Ruhig, fast in sich gekehrt, sitzt ein Mann in einem Lehnstuhl. Alles an seiner Erscheinung weist auf einen gediegenen, ja luxuriösen Habitus und lifestyle hin: das dicke, nach den Seiten überhängende Kissen, das feine Ärmelgewand unter dem Mantel, die glatte Rasur, das schon zurückweichende, aber wohlfrisierte Haar. Der Kopf ist gesenkt; der Blick des reifen Männergesichtes mit den markant eingegrabenen Zügen geht sinnend zur Seite. Die Unterarme der gut lebensgroßen Statue sind nicht erhalten, doch was immer die Hände hielten, mit den Gedanken ist der Dargestellte ohnehin anderswo.
Wer ist dieser nicht mehr junge, aber noch lange nicht greisenhafte Mann? Seine prägnanten Züge sind uns in über 70 – zum Teil stark untereinander abweichenden – antiken Bildnisköpfen überliefert, alles sogenannte Repliken eines offenbar ebenso bekannten wie beliebten Porträts (eine dieser Repliken ist ebenfalls in unserer Sammlung vertreten und steht hier im Rittersaal, wenn auch nicht allein…). Dank einiger weniger beschrifteter Exemplare, können wir den Dargestellten mittlerweile sicher benennen. Es handelt sich um den Athener Komödiendichter Menander (342-290), zu Lebzeiten leidlich erfolgreich, nach seinem Tode und bis in die Spätantike aber einer der meistgelesenen antiken Autoren überhaupt.
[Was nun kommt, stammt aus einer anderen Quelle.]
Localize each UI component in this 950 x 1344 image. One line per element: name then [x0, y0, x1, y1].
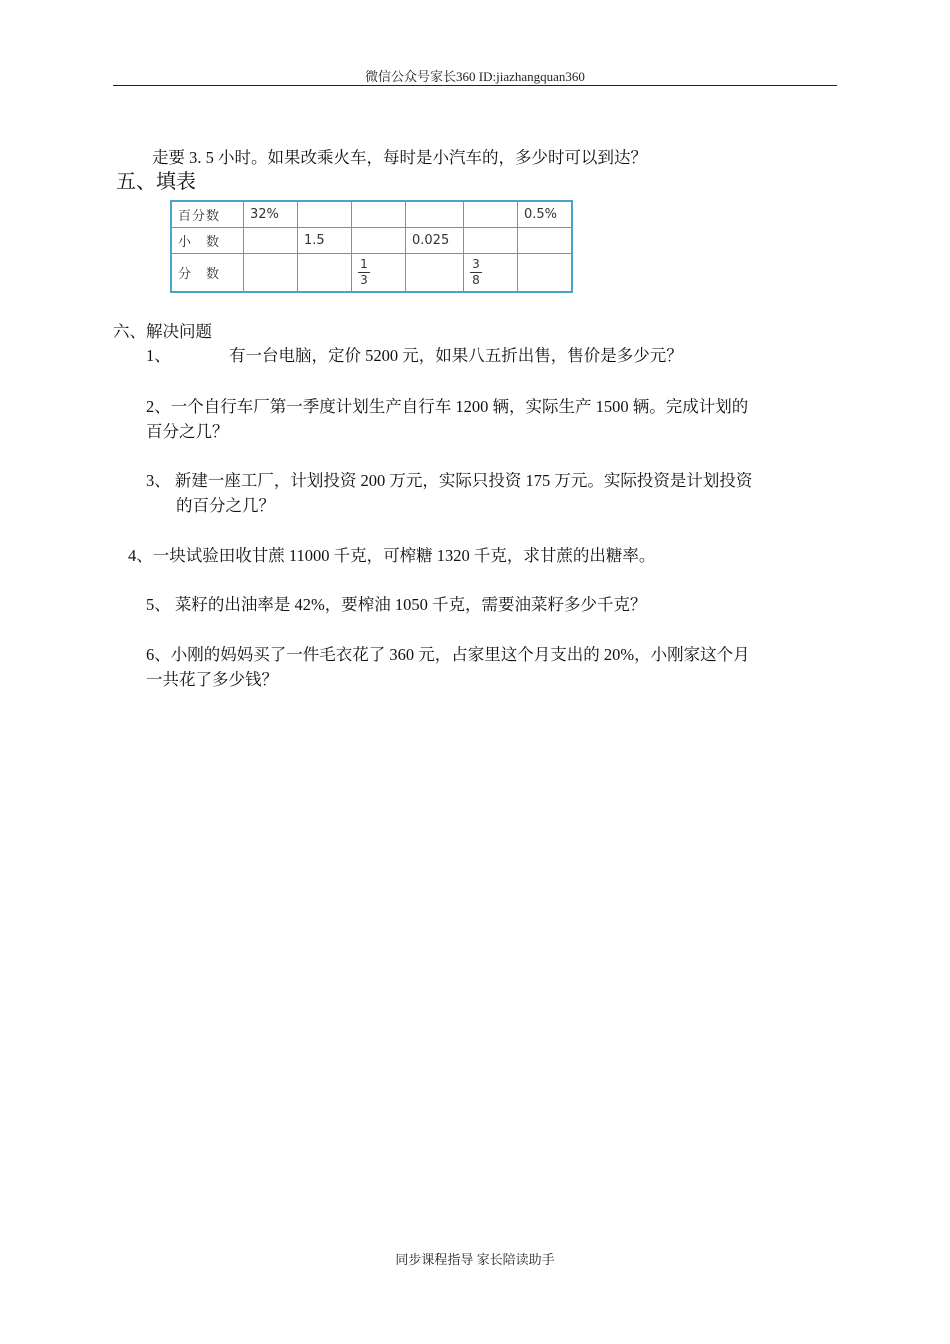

Die zahlreichen Wiederholungen seines Porträts weisen auf die Existenz einer prominenten Vorlage hin, und tatsächlich ist bei den Ausgrabungen im Athener Dionysos-Theater am südlichen Abhang der Akropolis eine große, mindestens 1,50m hohe Basis aufgefunden worden, die nach Ausweis ihrer Inschrift eine wohl bronzene Statue des Menander trug. Nach dieser Statue, die die Athener wohl bald nach dem Tod des Dichters am Ort seines dramatischen Wirkens aufstellten – gewissermaßen eine postume Ehrung fürs Lebenswerk –, dürften die heute erhaltenen Kopien des Kopfes und die weitaus selteneren des gesamten Statuenkörpers angefertigt worden sein.
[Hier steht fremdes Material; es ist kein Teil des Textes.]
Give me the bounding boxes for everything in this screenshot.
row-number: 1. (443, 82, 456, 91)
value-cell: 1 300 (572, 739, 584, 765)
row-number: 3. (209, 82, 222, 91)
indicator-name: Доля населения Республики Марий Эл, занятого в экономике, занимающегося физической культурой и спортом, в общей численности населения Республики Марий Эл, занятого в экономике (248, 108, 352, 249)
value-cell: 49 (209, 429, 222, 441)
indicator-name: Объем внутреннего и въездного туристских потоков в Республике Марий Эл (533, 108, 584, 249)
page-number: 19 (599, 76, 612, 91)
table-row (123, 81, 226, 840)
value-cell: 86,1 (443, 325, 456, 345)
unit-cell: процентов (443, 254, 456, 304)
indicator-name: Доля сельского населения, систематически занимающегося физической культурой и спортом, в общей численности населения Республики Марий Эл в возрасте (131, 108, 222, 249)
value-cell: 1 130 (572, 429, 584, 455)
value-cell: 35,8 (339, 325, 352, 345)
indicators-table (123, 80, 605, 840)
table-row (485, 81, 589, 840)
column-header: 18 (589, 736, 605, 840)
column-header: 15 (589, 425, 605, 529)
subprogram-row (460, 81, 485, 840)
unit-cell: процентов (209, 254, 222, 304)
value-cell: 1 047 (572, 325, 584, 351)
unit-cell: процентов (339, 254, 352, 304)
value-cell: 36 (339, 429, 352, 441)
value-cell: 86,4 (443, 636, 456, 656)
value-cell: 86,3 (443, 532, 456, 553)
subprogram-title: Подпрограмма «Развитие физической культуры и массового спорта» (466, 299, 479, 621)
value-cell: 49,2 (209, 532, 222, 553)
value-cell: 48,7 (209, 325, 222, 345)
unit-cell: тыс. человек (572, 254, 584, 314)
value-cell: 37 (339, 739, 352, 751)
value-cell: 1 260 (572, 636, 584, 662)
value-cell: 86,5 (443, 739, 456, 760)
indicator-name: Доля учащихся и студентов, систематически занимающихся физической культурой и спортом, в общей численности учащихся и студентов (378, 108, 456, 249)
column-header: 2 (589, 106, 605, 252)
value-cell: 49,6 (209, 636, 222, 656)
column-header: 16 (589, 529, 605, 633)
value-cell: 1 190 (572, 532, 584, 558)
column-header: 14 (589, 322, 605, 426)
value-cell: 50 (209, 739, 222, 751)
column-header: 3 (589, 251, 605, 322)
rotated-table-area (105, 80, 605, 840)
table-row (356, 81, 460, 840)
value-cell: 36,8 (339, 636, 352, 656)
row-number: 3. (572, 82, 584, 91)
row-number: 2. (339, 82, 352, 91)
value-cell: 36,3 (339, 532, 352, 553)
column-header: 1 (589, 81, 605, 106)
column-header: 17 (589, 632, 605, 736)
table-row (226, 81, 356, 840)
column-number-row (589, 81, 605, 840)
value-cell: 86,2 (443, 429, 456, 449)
Allerdings ist keiner der vielen Porträtköpfe mit seinem ursprünglichen Körper überliefert, an keinem Statuentorso der originale Kopf erhalten. So hat es einigen archäologischen Spürsinns bedurft, bis ihre Zusammengehörigkeit aufgrund von Übereinstimmungen im Faltenwurf und des Nackenhaars festgestellt werden könnte. 1990 gelang schließlich dem Göttinger Archäologen Klaus Fittschen 1990 aus Gipsabgüssen nach einem Kopf in Venedig und einem Statuentorso in Neapel die Rekonstruktion einer Statue, die eigentlich schon verloren war. Seit 2012 steht ein solcher rekonstruierter Abguss auch im Museum Alte Kulturen auf Hohentübingen; deutlich erkennbar ist daran noch immer die Naht zwischen dem Torso und dem Kopf, dessen Brustausschnitt noch besonders viel von der ursprünglichen Gewandung überliefert.
In der ursprünglichen Aufstellung waren die Füße der Statue etwa auf Augenhöhe des Betrachters; Menander stand den Besuchern des Dionysos-Theaters also nicht, wie die Aufstellung des Tübinger Gipses suggerieren könnte, in einem unmittelbaren Auf-Du-und-Du gegenüber, sondern war als literarische Größe herausgehoben und den am gleichen Ort errichteten Statuen der großen Tragiker Aischylos, Sophokles und Euripides an die Seite gestellt. Zugleich zeigte ihn das Bildnis lebensnah als Zeitgenossen: Die Mode der Bartlosigkeit auch im reiferen Mannesalter scheint Menander als einer der ersten von den Herrschern in der Nachfolge Alexanders des Großen übernommen zu haben, und in seinem relaxten und luxuriösen Habitus spiegelt sich etwas von dem Ruf des stilbewussten Stutzers wider, den mehrere Anekdoten für ihn überliefern. Die Wiedergabe auf dem Lehnstuhl hat man in diesem Sinne als Herausstellung eines zurückgezogenen Lebensstils deuten wollen; zugleich erinnert die vertiefte Haltung auf dem Sitzmöbel an die ganz ähnliche Inszenierung der Verstorbenen auf früheren athenischen Grabreliefs (vgl. hier ein Weihrelief in der Fensternische schräg gegenüber). Ein weiterer Gesichtspunkt ergibt sich aus dem Aufstellungsort der Statue, waren doch im Dionysos-Theater, die Sitze der wichtigsten städtischen Ehrenträger in gleicher Weise als marmorne Lehnstühle gestaltet. So hätten die Athener den Menander zumindest im Nachhinein unter ihre Honoratioren aufgenommen. Es war nicht das erste Mal, dass die Auszeichnung eines Toten leichter fiel als die eines Lebenden.